Audits and appeals involving intercompany transaction issues can take a lot of time and resources, so the expedited timing of this initiative could be an important consideration for taxpayers. Taxpayers that elect to participate by September 15 will have until October 16 to submit all requested documentation to the DOR. The DOR will respond within 31 days after receipt of all documentation and will provide a written report proposing adjustments and summarizing its methodology and conclusions. Taxpayers will then have a 15-day period during which they can propose modifications, but an agreement must be reached by the end of the 15-day period. Under this accelerated timeframe, taxpayers could reach a final resolution by year-end and release financial statement reserves into earnings for 2020.

Aside from expedited resolution, there are other factors for taxpayers to consider when deciding whether to participate in this initiative, including the potential for the waiver of all civil penalties associated with issues resolved under the initiative, and the possibility of settling other unrelated corporate income or franchise tax issues.

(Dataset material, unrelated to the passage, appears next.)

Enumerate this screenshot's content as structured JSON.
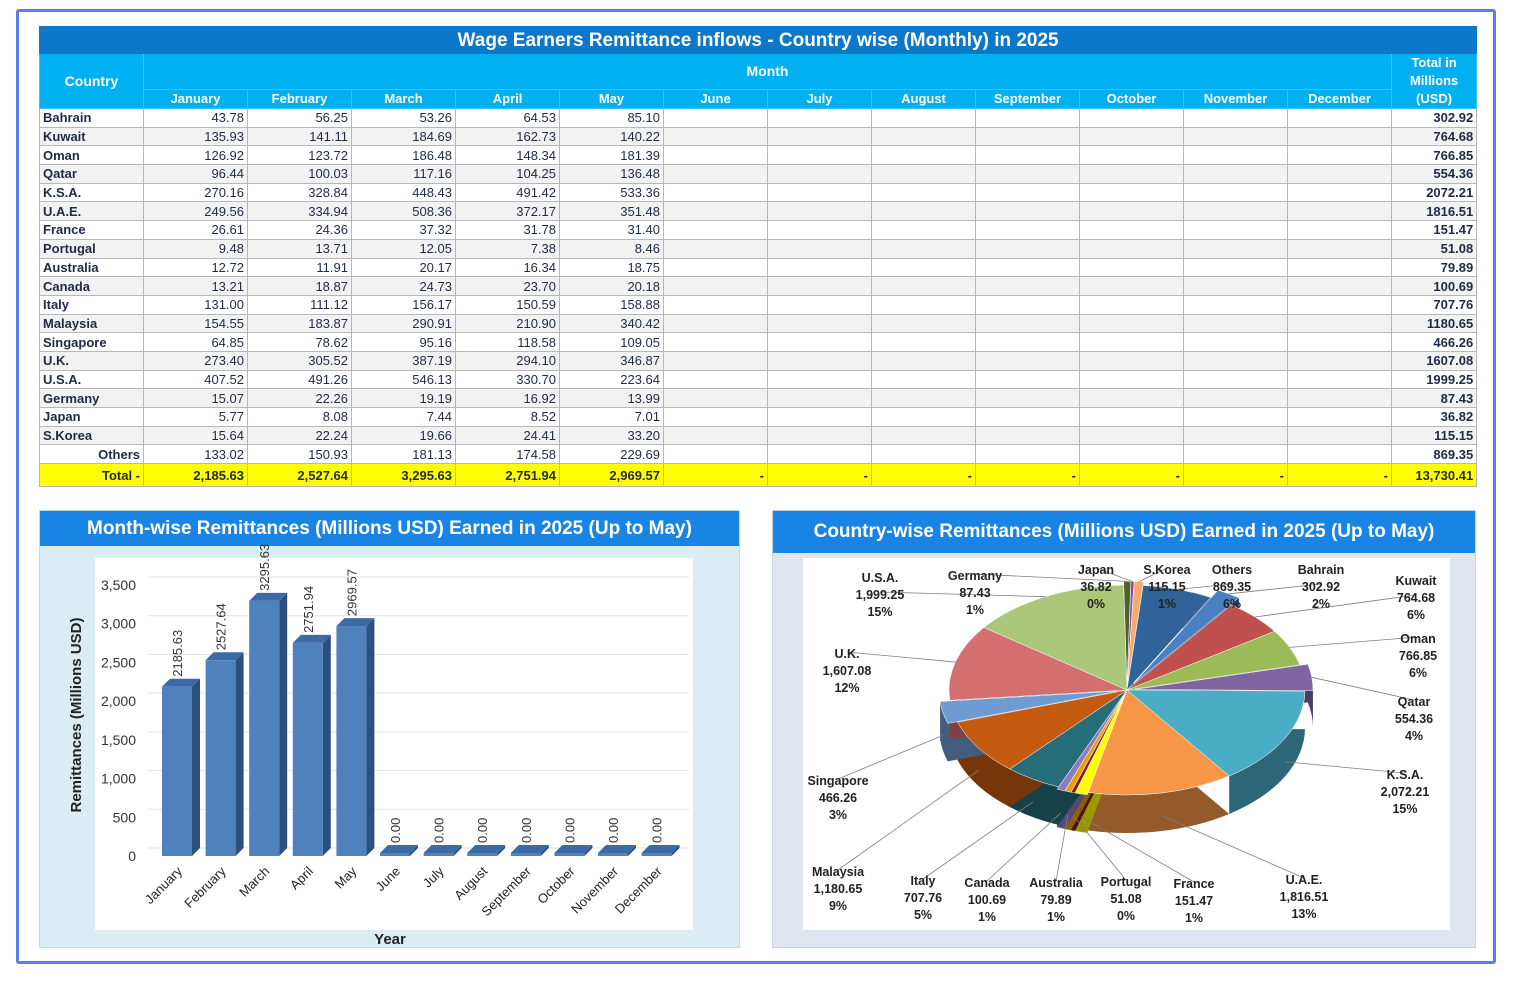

Taxpayers electing to participate in the new DOR initiative should consider raising other issues in this process in order to offset potential deficiencies related to intercompany transaction issues. For example, there continue to be problems with the franchise tax, such as:

  • “Greater of” alternative tax bases is unconstitutional – The franchise tax base is the greater of: (1) the apportioned net worth, (2) 55% of the appraised value of property in North Carolina, or (3) actual investment in property in North Carolina.6 This tax base computation fails the “internal consistency” test under the Commerce Clause of the U.S. Constitution because it favors taxpayers doing business only in North Carolina over taxpayers doing business in multiple states.7
  • Affiliated indebtedness addback is unconstitutional – Taxpayers are required to add to net worth the amount of indebtedness owed to an affiliate. If the affiliate-creditor is also subject to North Carolina franchise tax, then that affiliate is entitled to a corresponding deduction from its net worth.8 The limitation of the deduction to indebtedness to affiliates subject to North Carolina franchise tax discriminates against interstate commerce in violation of the Commerce Clause.
  • Factor representation required as a matter of fair apportionment – For taxpayers with subsidiaries, the net worth tax base includes components of the net worth of the taxpayer’s subsidiaries, so the taxpayer should be entitled to compute its apportionment by including factors of those subsidiaries. This would avoid a result where the standard statutory apportionment method, as applied to the taxpayer, “subjects a greater proportion of its net worth to tax . . . than is attributable to its business in this State.”9

Aside from those systemic issues with the franchise tax, there are other taxpayer-friendly nuances in the franchise tax calculation that many taxpayers overlook. We recommend taking a fresh look at your franchise tax calculation as part of any analysis of the benefits of the DOR’s new initiative.